1563.—“R. And from those parts of which you speak, comes the true lign-aloes? Is it produced there?

O. Not the genuine thing. It is indeed true that in the parts about C. Comorin and in Ceylon there is a wood with a scent (which we call aguila brava), as we have many another wood with a scent. And at one time that wood used to be exported to Bengala under the name of aguila brava; but since then the Bengalas have got more knowing, and buy it no longer….”—Garcia, f. 119v.–120.

1613.—“…A aguila, arvore alta e grossa, de folhas como a Olyveira.”—Godinho de Eredia, f. 15v.

1774.—“Kinnâmon…Oud el bochor, et Agadj oudi, est le nom hébreu, arabe, et turc d’un bois nommé par les Anglois Agalwood, et par les Indiens de Bombay Agar, dont on a deux diverses sortes, savoir: Oud mawárdi, c’est la meilleure. Oud Kakulli, est la moindre sorte.”—Niebuhr, Des. de l’Arabie, xxxiv.

1854.—(In Cachar) “the eagle- wood, a tree yielding uggur oil, is also much sought for its fragrant wood, which is carried to Silhet, where it is broken up and distilled.”—Hooker, Himalayan Journals, ed. 1855, ii. 318.

The existence of the aguila tree (darakhti-’ud) in the Silhet hills is mentioned by Abu’l Fazl (Gladwin’s Ayeen, ii. 10; [ed. Jarrett, ii. 125]; orig. i. 391).

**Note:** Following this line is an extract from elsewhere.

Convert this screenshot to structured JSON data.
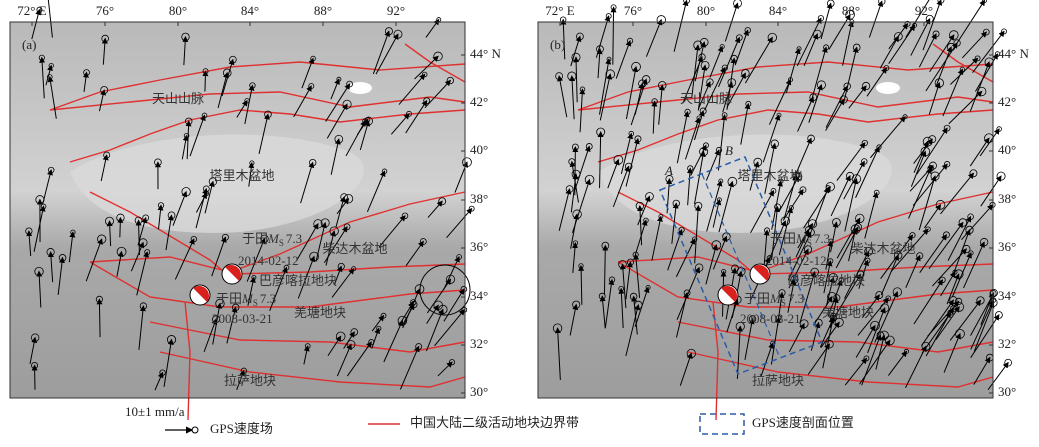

EARTH-OIL, s. Petroleum, such as that exported from Burma…The term is a literal translation of that used in nearly all the Indian vernaculars. The chief sources are at Ye-nan-gyoung on the Irawadi, lat. c. 20° 22’.

1755.—“Raynan-Goung…at this Place there are about 200 Families, who are chiefly employed in getting Earth-oil out of Pitts, some five miles in the Country.”—Baker, in Dalrymple’s Or. Rep. i. 172.

1810.—“Petroleum, called by the natives earth-oil…which is imported from Pegu, Ava, and the Arvean (read Aracan) Coast.”—Williamson, V. M. ii. 21–23.